Solid sunflower starfish, once rich along the west coast of North America, have disappeared from the water in the region due to astonishing speed due to disease and climate change, researchers reported in a new study.

Since 2013, the loss of marine stars has killed thousands of spinal cord from Mexico to Alaska. The disease causes lesions on the skin of the starfish, hands that can be separated and often end in death.

Sea stars of sunflowers – massive mammoth-sized animals – are particularly hard hit.
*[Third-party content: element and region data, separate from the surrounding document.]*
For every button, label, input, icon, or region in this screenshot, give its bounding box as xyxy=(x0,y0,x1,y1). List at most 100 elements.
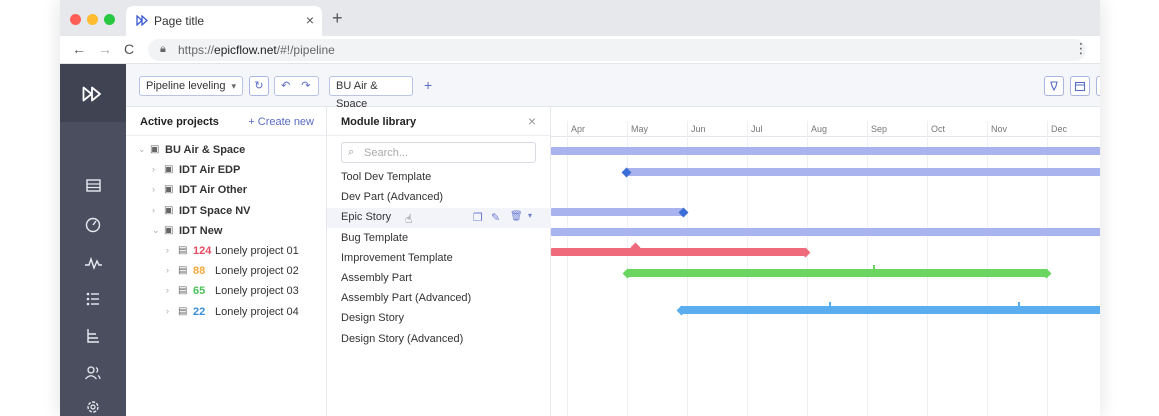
app-logo[interactable] xyxy=(60,64,126,122)
tree-row[interactable]: ⌄ ▣ BU Air & Space xyxy=(126,141,326,161)
hierarchy-icon[interactable] xyxy=(60,327,126,345)
library-item[interactable]: Bug Template xyxy=(341,232,408,244)
module-library-header: Module library × xyxy=(327,107,550,136)
search-placeholder: Search... xyxy=(364,147,409,159)
minimize-window-dot[interactable] xyxy=(87,14,98,25)
tree-row[interactable]: › ▤ 88 Lonely project 02 xyxy=(126,262,326,282)
chevron-down-icon[interactable]: ⌄ xyxy=(152,225,160,236)
maximize-window-dot[interactable] xyxy=(104,14,115,25)
library-item[interactable]: Assembly Part xyxy=(341,272,412,284)
chevron-right-icon[interactable]: › xyxy=(166,306,169,316)
filter-chip-label: BU Air & Space xyxy=(336,80,378,110)
library-item[interactable]: Epic Story xyxy=(341,211,391,223)
reload-icon[interactable]: C xyxy=(124,41,134,57)
url-field[interactable]: 🔒︎ https://epicflow.net/#!/pipeline xyxy=(148,39,1086,61)
checkpoint-marker[interactable] xyxy=(829,302,831,311)
view-select[interactable]: Pipeline leveling ▾ xyxy=(139,76,243,96)
gantt-bar[interactable] xyxy=(551,208,683,216)
search-icon: ⌕ xyxy=(348,146,355,158)
tree-label: IDT New xyxy=(179,224,223,237)
tab-title: Page title xyxy=(154,14,205,28)
create-new-button[interactable]: + Create new xyxy=(248,116,314,128)
add-filter-button[interactable]: + xyxy=(424,77,432,93)
tree-row[interactable]: › ▣ IDT Air Other xyxy=(126,181,326,201)
filter-chip[interactable]: BU Air & Space xyxy=(329,76,413,110)
chevron-right-icon[interactable]: › xyxy=(152,164,155,174)
folder-icon: ▣ xyxy=(164,184,174,196)
tab-bar: Page title × + xyxy=(60,0,1100,36)
more-chevron-icon[interactable]: ▾ xyxy=(528,211,532,220)
chevron-right-icon[interactable]: › xyxy=(152,205,155,215)
gantt-chart: Apr May Jun Jul Aug Sep Oct Nov Dec xyxy=(551,107,1100,416)
checkpoint-marker[interactable] xyxy=(1018,302,1020,311)
undo-icon[interactable]: ↶ xyxy=(281,80,290,92)
library-item[interactable]: Tool Dev Template xyxy=(341,171,431,183)
chevron-right-icon[interactable]: › xyxy=(166,245,169,255)
close-library-icon[interactable]: × xyxy=(528,113,536,129)
tree-row[interactable]: › ▣ IDT Space NV xyxy=(126,202,326,222)
task-list-icon[interactable] xyxy=(60,290,126,308)
back-icon[interactable]: ← xyxy=(72,41,86,57)
library-item[interactable]: Assembly Part (Advanced) xyxy=(341,292,471,304)
browser-window: Page title × + ← → C 🔒︎ https://epicflow… xyxy=(60,0,1100,416)
tree-label: Lonely project 02 xyxy=(215,265,299,278)
browser-tab[interactable]: Page title × xyxy=(126,6,322,36)
tree-row[interactable]: › ▣ IDT Air EDP xyxy=(126,161,326,181)
pin-icon xyxy=(1050,81,1058,92)
library-search-input[interactable]: ⌕ Search... xyxy=(341,142,536,163)
library-item[interactable]: Improvement Template xyxy=(341,252,453,264)
list-view-icon[interactable] xyxy=(60,177,126,195)
refresh-button[interactable]: ↻ xyxy=(249,76,269,96)
gantt-bar[interactable] xyxy=(551,248,805,256)
copy-icon[interactable]: ❐ xyxy=(473,211,483,224)
month-label: Dec xyxy=(1051,124,1068,134)
tree-row[interactable]: ⌄ ▣ IDT New xyxy=(126,222,326,242)
close-window-dot[interactable] xyxy=(70,14,81,25)
users-icon[interactable] xyxy=(60,364,126,382)
month-label: Nov xyxy=(991,124,1008,134)
browser-menu-icon[interactable]: ⋮ xyxy=(1074,40,1088,57)
library-item[interactable]: Dev Part (Advanced) xyxy=(341,191,443,203)
checkpoint-marker[interactable] xyxy=(873,265,875,274)
address-bar-row: ← → C 🔒︎ https://epicflow.net/#!/pipelin… xyxy=(60,36,1100,64)
new-tab-button[interactable]: + xyxy=(332,8,343,29)
logo-icon xyxy=(82,86,101,102)
export-button[interactable] xyxy=(1096,76,1100,96)
gantt-bar[interactable] xyxy=(627,269,1046,277)
tree-label: IDT Air EDP xyxy=(179,164,241,177)
project-icon: ▤ xyxy=(178,305,188,317)
url-path: /#!/pipeline xyxy=(276,43,335,57)
library-item[interactable]: Design Story xyxy=(341,312,404,324)
chevron-right-icon[interactable]: › xyxy=(166,265,169,275)
month-label: May xyxy=(631,124,649,134)
pin-button[interactable] xyxy=(1044,76,1064,96)
calendar-icon xyxy=(1074,81,1086,92)
gantt-bar[interactable] xyxy=(681,306,1100,314)
tree-row[interactable]: › ▤ 124 Lonely project 01 xyxy=(126,242,326,262)
url-prefix: https:// xyxy=(178,43,215,57)
activity-pulse-icon[interactable] xyxy=(60,254,126,272)
folder-icon: ▣ xyxy=(150,144,160,155)
gantt-bar[interactable] xyxy=(626,168,1100,176)
tree-label: IDT Space NV xyxy=(179,204,251,217)
active-projects-title: Active projects xyxy=(140,116,219,128)
dashboard-gauge-icon[interactable] xyxy=(60,216,126,234)
chevron-right-icon[interactable]: › xyxy=(166,285,169,295)
edit-icon[interactable]: ✎ xyxy=(491,211,500,224)
library-item[interactable]: Design Story (Advanced) xyxy=(341,333,463,345)
chevron-right-icon[interactable]: › xyxy=(152,184,155,194)
settings-gear-icon[interactable] xyxy=(60,398,126,416)
redo-icon[interactable]: ↷ xyxy=(301,80,310,92)
gantt-timeline-header: Apr May Jun Jul Aug Sep Oct Nov Dec xyxy=(551,121,1100,137)
delete-icon[interactable]: 🗑︎ xyxy=(510,211,523,222)
forward-icon[interactable]: → xyxy=(98,41,112,57)
chevron-down-icon[interactable]: ⌄ xyxy=(138,144,146,155)
gantt-bar[interactable] xyxy=(551,228,1100,236)
tab-close-icon[interactable]: × xyxy=(306,12,314,28)
tree-row[interactable]: › ▤ 22 Lonely project 04 xyxy=(126,303,326,323)
gantt-bar[interactable] xyxy=(551,147,1100,155)
module-library-title: Module library xyxy=(341,116,417,128)
tree-row[interactable]: › ▤ 65 Lonely project 03 xyxy=(126,282,326,302)
project-icon: ▤ xyxy=(178,285,188,297)
calendar-button[interactable] xyxy=(1070,76,1090,96)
Scientists now estimate that the number of residents in California and Washington dropped by 80 to 100 percent in some places.

"One time in coastal waters, sea stars of sunflower can not now be found on the coast of California and are rare in Alaska," said Drew Harvell, Professor Cornell for Ecology and Evolutionary Biology. Harvell is a co-author of studies, published on Wednesday in the Science Advances magazine, with researchers from UC Davis.

In parts of their southern area, sea stars are considered endangered by scientists, Harvell said.

Climate change, for which scientists say they increase the temperature of ocean waters, exacerbate the impact of the sea star's loss.

"It's a deadly disease, and when you add a higher temperature to it, it kills faster, causing a greater impact," Harvell said.

The sea starfish disappearing – a predatory predator that is known to spread across the ocean floor with the enthusiasm of the street cleaner – will probably have a wide impact on the sensitive ocean ecosystem. Sunflower sea stars eat sea horns, and without predators who keep their numbers under control, the hives exploded in some places, dramatically reducing sea traces.

This is threatened by "forests of cola and biodiversity," said Joseph Gaydos, senior author of the article and director of UC Davis SeaDoc Society, in a statement. "This cascade effect has a great impact."